I’ve spoken here before about the Marriage Foundation. To recap for the benefit of those who have not heard of it, the Foundation was established in 2012 with the aim of championing marriage, which it considers is the best way to achieve “healthy stable relationships”. In particular, the Foundation believes that parents who do not marry are more likely to separate, thereby diminishing the wellbeing and life chances of their children.
From time to time the Foundation produces research and reports to back up its position. For example, in November 2014 it produced a report which alarmingly warned of the “Bleak prospects for teens who never marry”. Of course, one has to take with a pinch of salt research and reports which support the position of those who commissioned them, but in any event the simple fact is that the evidence does not support their position. As I explained here in an earlier post, the question of whether children born to married parents have improved life chances was investigated by the Institute of Fiscal Studies, which prepared a report and an update in 2010 and 2011. They found that children born to married parents do, indeed, “achieve better cognitive and social outcomes, on average, than children born into other family forms, including cohabiting unions”. However, their research indicated that this is simply due to the fact that more affluent and better educated couples were more likely to get married – they found “little or no evidence that marriage itself has any effect on children’s social or cognitive development”.
As to the issue of marriage being a more stable relationship than cohabitation, that proposition is easily debunked.

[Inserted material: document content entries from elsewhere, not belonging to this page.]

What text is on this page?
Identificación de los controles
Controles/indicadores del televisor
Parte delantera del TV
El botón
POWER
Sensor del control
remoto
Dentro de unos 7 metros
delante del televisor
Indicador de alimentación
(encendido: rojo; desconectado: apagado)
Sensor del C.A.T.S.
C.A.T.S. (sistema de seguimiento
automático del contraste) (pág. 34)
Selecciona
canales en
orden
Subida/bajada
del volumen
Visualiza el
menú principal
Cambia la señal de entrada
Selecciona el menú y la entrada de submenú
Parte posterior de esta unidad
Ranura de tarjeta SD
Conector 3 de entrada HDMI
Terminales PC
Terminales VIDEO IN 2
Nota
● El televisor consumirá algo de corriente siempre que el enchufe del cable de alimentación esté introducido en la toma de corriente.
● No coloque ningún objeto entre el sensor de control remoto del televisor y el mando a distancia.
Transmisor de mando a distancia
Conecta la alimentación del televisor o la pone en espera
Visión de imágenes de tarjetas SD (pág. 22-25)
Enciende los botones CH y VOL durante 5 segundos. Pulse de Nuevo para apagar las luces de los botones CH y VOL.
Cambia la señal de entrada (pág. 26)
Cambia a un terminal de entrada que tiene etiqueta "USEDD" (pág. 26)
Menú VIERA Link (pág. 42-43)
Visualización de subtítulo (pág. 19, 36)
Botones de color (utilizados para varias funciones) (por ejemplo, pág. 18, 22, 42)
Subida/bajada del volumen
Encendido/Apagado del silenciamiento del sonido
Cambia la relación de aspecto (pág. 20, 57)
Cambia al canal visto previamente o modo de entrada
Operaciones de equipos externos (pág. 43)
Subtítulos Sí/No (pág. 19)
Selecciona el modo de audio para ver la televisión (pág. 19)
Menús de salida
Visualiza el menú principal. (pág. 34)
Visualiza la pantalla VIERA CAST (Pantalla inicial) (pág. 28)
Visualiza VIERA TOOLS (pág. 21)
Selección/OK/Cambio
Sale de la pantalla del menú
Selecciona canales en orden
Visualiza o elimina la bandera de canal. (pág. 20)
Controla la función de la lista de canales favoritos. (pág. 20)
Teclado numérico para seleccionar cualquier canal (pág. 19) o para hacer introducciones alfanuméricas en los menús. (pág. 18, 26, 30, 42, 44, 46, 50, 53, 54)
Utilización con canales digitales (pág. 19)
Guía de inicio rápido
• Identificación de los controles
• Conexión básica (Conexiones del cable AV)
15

As I have also said here before, as a generalisation (to which there are exceptions, as we will see below) the simple fact is that the ‘type’ of people who marry are obviously the ‘type’ who are more likely to remain together. Longevity of relationships has nothing to do with whether or not the parties signed a marriage certificate.
But even if the Marriage Foundation was right in its basic propositions, it would still be quite wrong in pursuing its evangelical crusade in the way that it does.
A cursory glance at the Foundation’s website suggests that they see their role as mainly advisory, spreading the good word and helping the sinners who contemplate divorce to see the error of their ways. For example, we are told that they “aim to promote wider and earlier access to relationships support and education” and “better public understanding of the nature and benefits of marriage”. However, one does not have to dig too deeply to find a different picture emerging.
For example, we are also told that:
“Governments cannot legislate stronger relationships into existence. Ultimately, more stronger [sic?] and longer-lasting marriages will be a product of our individual choices, behaviour and culture. The Marriage Foundation will seek to influence the way individuals, couples and society as a whole think about forming, maintaining and ending relationships.”
Note the aim to influence society.
So, far from just having a primarily advisory aim, the Foundation clearly seeks to impose their views upon others. Of course, they cannot do this entirely by themselves, so they do it also by attempting to influence government policy. A quick look through the news section of their website confirms this, for example supporting the government policy of tax breaks for married couples and the Prime Minister’s promise of a ‘family test’ for policies, provided that it explicitly supported marriage, not both married and cohabiting couples, as envisaged by David Cameron.
This is the problem: the Foundation don’t just want to support marriage, they want to influence people’s behaviour, imposing their views upon society. This ‘we know best’ attitude is not just condescending it also seeks to restrict the basic freedom to choose what type of relationship a couple enter into, by legislating against the wrong type of relationships, making them less favourable. All types of relationship should be treated equally.
There also seems to be an unspoken assumption that couples choose not to marry ‘for the wrong reasons’. This completely fails to understand that many people choose not to marry not because they can’t be bothered, or because they don’t want to commit to one another, but because they simply don’t believe in the institution of marriage (this is the exception to which I referred above). There should be no compulsion to comply with certain ‘norms’, just because a section of society consider those norms to be best.
I don’t of course have any problem with any person or organisation holding a different view to my own (even if they are mistaken). What I do object to, however, is when they seek to force those views upon others. That, by any measure, is clearly wrong.